Vincenzo Santoruvo, secondo allenatore Viterbese: “Penso la paura di giocare sia data dall’ classifica. Abbiamo subito gol su infortunio di Marenco, ma può capitare. Abbiamo avuto l’occasione per pareggiare nel primo tempo e per qualche momento avevamo perso le distanze. Nella ripresa abbiamo pareggiato e superato gli avversari ed i giocatori hanno vinto per la Viterbese e loro stessi che se lo meritano. Sono stato giocatore e questa situazione sono difficili. D’Uffizi è un giocatore di qualità ed ha fatto quello che gli si chiede, ma non possiamo chiedere sempre a lui di risolvere.
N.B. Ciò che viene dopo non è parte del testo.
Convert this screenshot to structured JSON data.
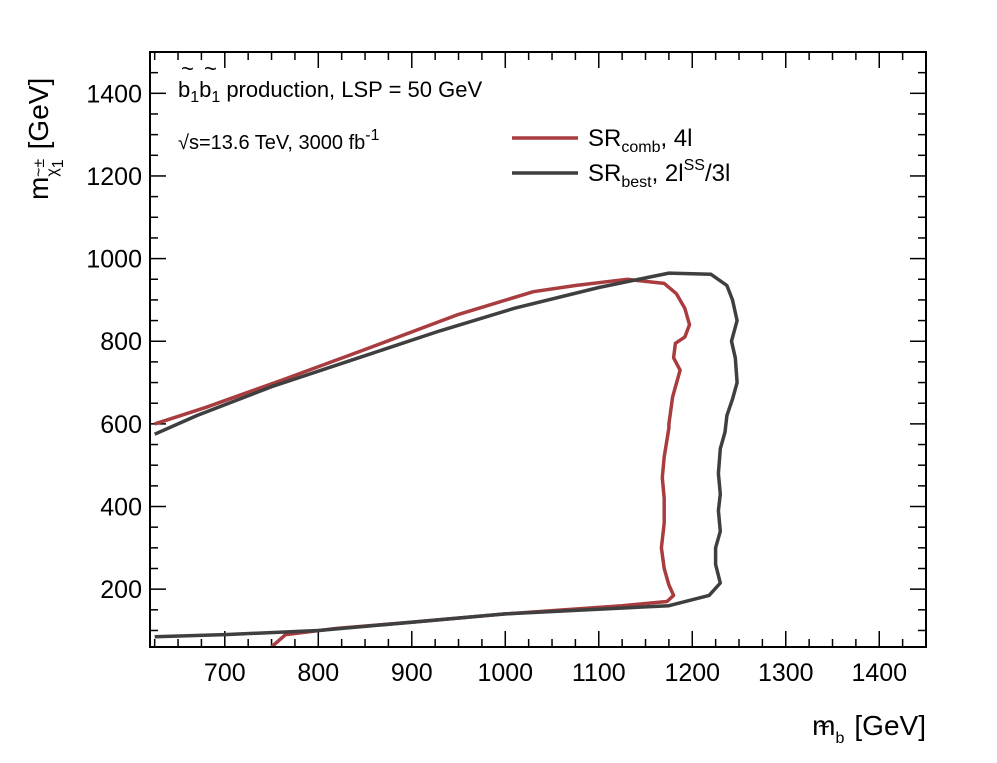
{
  "chart_data": {
    "type": "line",
    "title": "",
    "xlabel": "m_b~ [GeV]",
    "ylabel": "m_χ~±1 [GeV]",
    "xlim": [
      620,
      1450
    ],
    "ylim": [
      60,
      1500
    ],
    "x_ticks": [
      700,
      800,
      900,
      1000,
      1100,
      1200,
      1300,
      1400
    ],
    "y_ticks": [
      200,
      400,
      600,
      800,
      1000,
      1200,
      1400
    ],
    "x_tick_labels": [
      "700",
      "800",
      "900",
      "1000",
      "1100",
      "1200",
      "1300",
      "1400"
    ],
    "y_tick_labels": [
      "200",
      "400",
      "600",
      "800",
      "1000",
      "1200",
      "1400"
    ],
    "xlabel_parts": {
      "main": "m",
      "sub": "b",
      "subaccent": "~",
      "unit": "[GeV]"
    },
    "ylabel_parts": {
      "main": "m",
      "sub": "χ",
      "subaccent": "~±",
      "subsub": "1",
      "unit": "[GeV]"
    },
    "annotations": {
      "process": {
        "b": "b",
        "tilde": "~",
        "sub": "1",
        "text": "production, LSP = 50 GeV"
      },
      "energy": {
        "sqrt": "√",
        "s": "s",
        "text": "=13.6 TeV, 3000 fb",
        "sup": "-1"
      }
    },
    "legend": {
      "placement": "top-right",
      "entries": [
        {
          "main": "SR",
          "sub": "comb",
          "rest": ", 4l",
          "color": "#a83c3f"
        },
        {
          "main": "SR",
          "sub": "best",
          "mid": ", 2l",
          "sup": "SS",
          "rest": "/3l",
          "color": "#3f3f3f"
        }
      ]
    },
    "series": [
      {
        "name": "SR_comb, 4l",
        "color": "#a83c3f",
        "x": [
          625,
          680,
          760,
          850,
          950,
          1030,
          1075,
          1130,
          1170,
          1183,
          1192,
          1197,
          1192,
          1182,
          1180,
          1187,
          1179,
          1175,
          1175,
          1170,
          1168,
          1170,
          1170,
          1167,
          1170,
          1175,
          1180,
          1173,
          1125,
          1000,
          900,
          820,
          765,
          750
        ],
        "y": [
          600,
          640,
          705,
          780,
          865,
          920,
          935,
          950,
          940,
          915,
          880,
          840,
          810,
          795,
          760,
          730,
          665,
          600,
          590,
          520,
          470,
          420,
          360,
          300,
          250,
          210,
          185,
          170,
          160,
          140,
          120,
          105,
          90,
          60
        ]
      },
      {
        "name": "SR_best, 2l^SS/3l",
        "color": "#3f3f3f",
        "x": [
          625,
          670,
          750,
          850,
          930,
          1010,
          1100,
          1175,
          1220,
          1237,
          1243,
          1248,
          1242,
          1246,
          1248,
          1243,
          1237,
          1235,
          1230,
          1228,
          1230,
          1228,
          1230,
          1225,
          1225,
          1230,
          1218,
          1175,
          1000,
          800,
          700,
          625
        ],
        "y": [
          575,
          620,
          690,
          765,
          825,
          880,
          930,
          965,
          962,
          935,
          900,
          850,
          800,
          760,
          700,
          660,
          620,
          580,
          540,
          480,
          430,
          390,
          340,
          300,
          260,
          215,
          185,
          160,
          140,
          100,
          90,
          85
        ]
      }
    ]
  }
}
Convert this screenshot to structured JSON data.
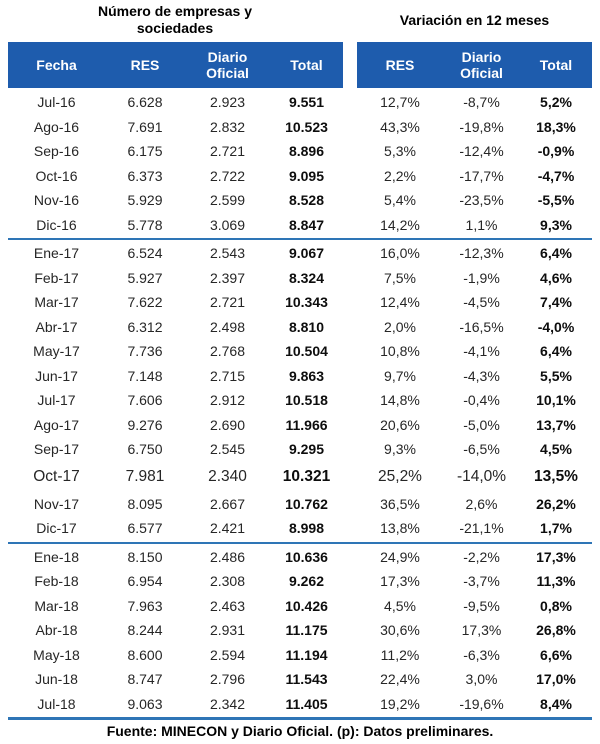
{
  "header": {
    "left_group_title": "Número de empresas y sociedades",
    "right_group_title": "Variación en 12 meses",
    "left_columns": [
      "Fecha",
      "RES",
      "Diario Oficial",
      "Total"
    ],
    "right_columns": [
      "RES",
      "Diario Oficial",
      "Total"
    ]
  },
  "colors": {
    "header_bg": "#1E5CAD",
    "separator": "#2E75B6",
    "header_text": "#FFFFFF"
  },
  "rows": [
    {
      "fecha": "Jul-16",
      "res": "6.628",
      "dio": "2.923",
      "total": "9.551",
      "res_var": "12,7%",
      "dio_var": "-8,7%",
      "total_var": "5,2%"
    },
    {
      "fecha": "Ago-16",
      "res": "7.691",
      "dio": "2.832",
      "total": "10.523",
      "res_var": "43,3%",
      "dio_var": "-19,8%",
      "total_var": "18,3%"
    },
    {
      "fecha": "Sep-16",
      "res": "6.175",
      "dio": "2.721",
      "total": "8.896",
      "res_var": "5,3%",
      "dio_var": "-12,4%",
      "total_var": "-0,9%"
    },
    {
      "fecha": "Oct-16",
      "res": "6.373",
      "dio": "2.722",
      "total": "9.095",
      "res_var": "2,2%",
      "dio_var": "-17,7%",
      "total_var": "-4,7%"
    },
    {
      "fecha": "Nov-16",
      "res": "5.929",
      "dio": "2.599",
      "total": "8.528",
      "res_var": "5,4%",
      "dio_var": "-23,5%",
      "total_var": "-5,5%"
    },
    {
      "fecha": "Dic-16",
      "res": "5.778",
      "dio": "3.069",
      "total": "8.847",
      "res_var": "14,2%",
      "dio_var": "1,1%",
      "total_var": "9,3%",
      "separator_after": true
    },
    {
      "fecha": "Ene-17",
      "res": "6.524",
      "dio": "2.543",
      "total": "9.067",
      "res_var": "16,0%",
      "dio_var": "-12,3%",
      "total_var": "6,4%"
    },
    {
      "fecha": "Feb-17",
      "res": "5.927",
      "dio": "2.397",
      "total": "8.324",
      "res_var": "7,5%",
      "dio_var": "-1,9%",
      "total_var": "4,6%"
    },
    {
      "fecha": "Mar-17",
      "res": "7.622",
      "dio": "2.721",
      "total": "10.343",
      "res_var": "12,4%",
      "dio_var": "-4,5%",
      "total_var": "7,4%"
    },
    {
      "fecha": "Abr-17",
      "res": "6.312",
      "dio": "2.498",
      "total": "8.810",
      "res_var": "2,0%",
      "dio_var": "-16,5%",
      "total_var": "-4,0%"
    },
    {
      "fecha": "May-17",
      "res": "7.736",
      "dio": "2.768",
      "total": "10.504",
      "res_var": "10,8%",
      "dio_var": "-4,1%",
      "total_var": "6,4%"
    },
    {
      "fecha": "Jun-17",
      "res": "7.148",
      "dio": "2.715",
      "total": "9.863",
      "res_var": "9,7%",
      "dio_var": "-4,3%",
      "total_var": "5,5%"
    },
    {
      "fecha": "Jul-17",
      "res": "7.606",
      "dio": "2.912",
      "total": "10.518",
      "res_var": "14,8%",
      "dio_var": "-0,4%",
      "total_var": "10,1%"
    },
    {
      "fecha": "Ago-17",
      "res": "9.276",
      "dio": "2.690",
      "total": "11.966",
      "res_var": "20,6%",
      "dio_var": "-5,0%",
      "total_var": "13,7%"
    },
    {
      "fecha": "Sep-17",
      "res": "6.750",
      "dio": "2.545",
      "total": "9.295",
      "res_var": "9,3%",
      "dio_var": "-6,5%",
      "total_var": "4,5%"
    },
    {
      "fecha": "Oct-17",
      "res": "7.981",
      "dio": "2.340",
      "total": "10.321",
      "res_var": "25,2%",
      "dio_var": "-14,0%",
      "total_var": "13,5%",
      "emphasis": true
    },
    {
      "fecha": "Nov-17",
      "res": "8.095",
      "dio": "2.667",
      "total": "10.762",
      "res_var": "36,5%",
      "dio_var": "2,6%",
      "total_var": "26,2%"
    },
    {
      "fecha": "Dic-17",
      "res": "6.577",
      "dio": "2.421",
      "total": "8.998",
      "res_var": "13,8%",
      "dio_var": "-21,1%",
      "total_var": "1,7%",
      "separator_after": true
    },
    {
      "fecha": "Ene-18",
      "res": "8.150",
      "dio": "2.486",
      "total": "10.636",
      "res_var": "24,9%",
      "dio_var": "-2,2%",
      "total_var": "17,3%"
    },
    {
      "fecha": "Feb-18",
      "res": "6.954",
      "dio": "2.308",
      "total": "9.262",
      "res_var": "17,3%",
      "dio_var": "-3,7%",
      "total_var": "11,3%"
    },
    {
      "fecha": "Mar-18",
      "res": "7.963",
      "dio": "2.463",
      "total": "10.426",
      "res_var": "4,5%",
      "dio_var": "-9,5%",
      "total_var": "0,8%"
    },
    {
      "fecha": "Abr-18",
      "res": "8.244",
      "dio": "2.931",
      "total": "11.175",
      "res_var": "30,6%",
      "dio_var": "17,3%",
      "total_var": "26,8%"
    },
    {
      "fecha": "May-18",
      "res": "8.600",
      "dio": "2.594",
      "total": "11.194",
      "res_var": "11,2%",
      "dio_var": "-6,3%",
      "total_var": "6,6%"
    },
    {
      "fecha": "Jun-18",
      "res": "8.747",
      "dio": "2.796",
      "total": "11.543",
      "res_var": "22,4%",
      "dio_var": "3,0%",
      "total_var": "17,0%"
    },
    {
      "fecha": "Jul-18",
      "res": "9.063",
      "dio": "2.342",
      "total": "11.405",
      "res_var": "19,2%",
      "dio_var": "-19,6%",
      "total_var": "8,4%"
    }
  ],
  "footer": "Fuente: MINECON y Diario Oficial. (p): Datos preliminares."
}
Oggi hanno giocato tutti con impegno. Bisogno? Siamo andati a Francavilla ed eravamo contati con la necessità di fare il minutaggio under: è stato chiamato a giocare perché era necessità e perché si allena con serietà, si meritava la possibilità. Tutti gli errori tecnici che si vengono a creare sono dovuti ad una non tranquillità perché la classifica è bruttissima. Oggi sapevamo di giocare in queste condizioni ed abbiamo sopperito con voglia come la mettiamo sempre. Dal mio punto di vista ho visto ogni settimana dei piccoli miglioramenti e credo una vittoria ce la meritavamo: ci sono state prestazioni sia brutte, sia buone. Alcune scelte sono obbligate: metti s’infortuna Polidori oggi, chi mettiamo davanti. È una verità. Ricci oggi ha giocato dopo un virus intestinale ed ha stretto i denti non potendosi allenare nei giorni scorsi. Questi giocatori devono esprimersi sempre al meglio ed il nostro compito da staff è questo. Il 4-4-2? Il modulo è secondario quando i giocatori si esprimono bene ed il compito del mister è quello di metterli a proprio agio in campo.”

Raffaele di Napoli, allenatore Giugliano: “La Viterbese ha concretizzato quelle palle che noi non siamo riusciti a fare. Tutta la settimana a piangere per gli arbitri ed oggi qualcosa è stato dato, ma non vuole essere un alibi. Oggi c’era da stare con la spada, ma meritatamente perdiamo e torniamo a casa. Siamo una società troppo onesta e che non si fa sentire, ma ok. Oggi avevamo difficoltà perché siamo abituati al sintetico. Fino ad ora 27 punti meritati ed abbiamo qualche recriminazione, ma ora riposiamo e poi torniamo a pedalare. Li abbiamo ottenuti con identità e gioco. Il girone di ritorno è un altro campionato, dobbiamo tornare concentrati.”